As President Barack Obama and the U.S. Congress head for a final showdown over long-stalled health-care reform legislation, pundits are struggling to explain an array of arcane congressional rules and protocols that may determine whether health-care reform passes or dies on the vine.
Many of these pundits are getting it wrong, suggests congressional expert Steven S. Smith, Ph.D., one of the nation’s leading scholars of Senate politics and policymaking and the Kate M. Gregg Distinguished Professor of Social Sciences at Washington University in St. Louis.
“Over the past quarter century, a parliamentary arms race between the parties has emerged in the U.S. Senate,” says Smith, a professor of political science in Arts & Sciences and director of the university’s Murray Weidenbaum Center on the Economy, Government, and Public Policy.
“These developments have caused considerable confusion among senators, the media and the public about the Senate’s recent history. Filibusters, reconciliation, holds, unorthodox post-passage mechanisms and other developments have spurred waves of commentary, much of it inaccurate and ahistorical,” Smith says.
Reconciliation, the tactic Democrats are expected to use in a last-ditch effort to pass health-care reform, is just one of the many controversial congressional procedural maneuvers explained in Smith’s essay on “Partisanship and Procedural Battles in the U.S. Senate, 1960-2010.”
While Republicans now portray potential use of the reconciliation process as a ruthless power grab, Smith notes that the tactic has been used very successfully by Republican leaders such as Bob Dole, Trent Lott and Bill Frist.
The reconciliation process, provided for in the Budget Act of 1974, allows legislators to impose limits on debate and amendment-making to avoid filibusters on legislation providing tax cuts.
Adopted in the midst of budget battles with the Nixon Administration, these new parliamentary restrictions on the use of filibusters and other stalling tactics have “turned Senate procedures on their head,” Smith writes.
Since then, reconciliation has been used by both parties for a wide variety of legislation, including by Democratic congressional majorities in 1987 for the creation of federal nursing home standards and by Republican majorities in 1997 for the Children’s Health Insurance Program.

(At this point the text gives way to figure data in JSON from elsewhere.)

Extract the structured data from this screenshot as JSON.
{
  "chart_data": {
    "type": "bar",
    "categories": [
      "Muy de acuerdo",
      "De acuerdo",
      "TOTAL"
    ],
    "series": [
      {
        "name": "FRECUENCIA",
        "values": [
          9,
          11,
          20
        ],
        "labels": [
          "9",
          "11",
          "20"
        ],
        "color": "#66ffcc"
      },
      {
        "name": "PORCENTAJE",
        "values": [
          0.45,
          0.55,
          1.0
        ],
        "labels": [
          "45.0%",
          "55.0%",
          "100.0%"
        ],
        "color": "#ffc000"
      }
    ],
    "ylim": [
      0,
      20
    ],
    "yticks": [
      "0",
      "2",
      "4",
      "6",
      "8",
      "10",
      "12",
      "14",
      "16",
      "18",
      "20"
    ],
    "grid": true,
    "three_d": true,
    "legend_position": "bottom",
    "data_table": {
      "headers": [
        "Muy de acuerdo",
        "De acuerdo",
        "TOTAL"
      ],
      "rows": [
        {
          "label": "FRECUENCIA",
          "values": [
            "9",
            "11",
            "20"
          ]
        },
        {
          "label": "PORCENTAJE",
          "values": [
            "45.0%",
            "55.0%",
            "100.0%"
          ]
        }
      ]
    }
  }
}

The precedent for passing measures that reduce revenues as reconciliation bills was established in 1996, when a Republican majority rejected a point of order raised by Sen. Tom Daschle, then the minority leader, on a party-line vote, Smith says.
It’s also noteworthy, says Smith, that the Clinton White House considered using reconciliation for health care reform in the 103rd Congress (1993-1994), but the idea was dismissed as impractical. Tax bills taken up as reconciliation measures were vetoed by President Bill Clinton in 1999 and 2000.
Republicans once again resorted to the use of reconciliation in 2001 to avoid filibusters on one of their key legislative agenda items — large tax cuts proposed by the Bush Administration. With the Senate split 50-50 between the parties and the Republican vice president giving the Republicans official majority status, the Republicans authorized separate reconciliation bills for tax cuts in the budget resolution.
Republicans used the reconciliation process once again in 2003 to push through more tax legislation, Smith says.
While current news is focused on potential use of the reconciliation process to push through health-care reform, Smith contends that all of the ongoing parliamentary battles in Congress are spurred in some form by efforts to circumvent the Senate’s most distinctive rule, Rule XXII.
Also known as the cloture rule, Rule XXII is the key process that allows a large minority of senators to block votes on most legislative matters.
Consequently, Smith says, the most important developments in the modern procedural history of the Senate involve efforts to deploy, adapt, reform or circumvent the super-majority requirements for cloture under Rule XXII, which in the absence of unanimous consent, requires a super-majority of senators to support a cloture motion to impose limits on debates and amendments.
“The result of the arms race is a procedural environment that is more complex than the environment several decades ago,” Smith says. “It is an environment that requires strategists to be far more expert in parliamentary rules and precedents, encourages more gamesmanship by senators and their parties, and intensifies frustration with the Senate among both insiders and outsiders.”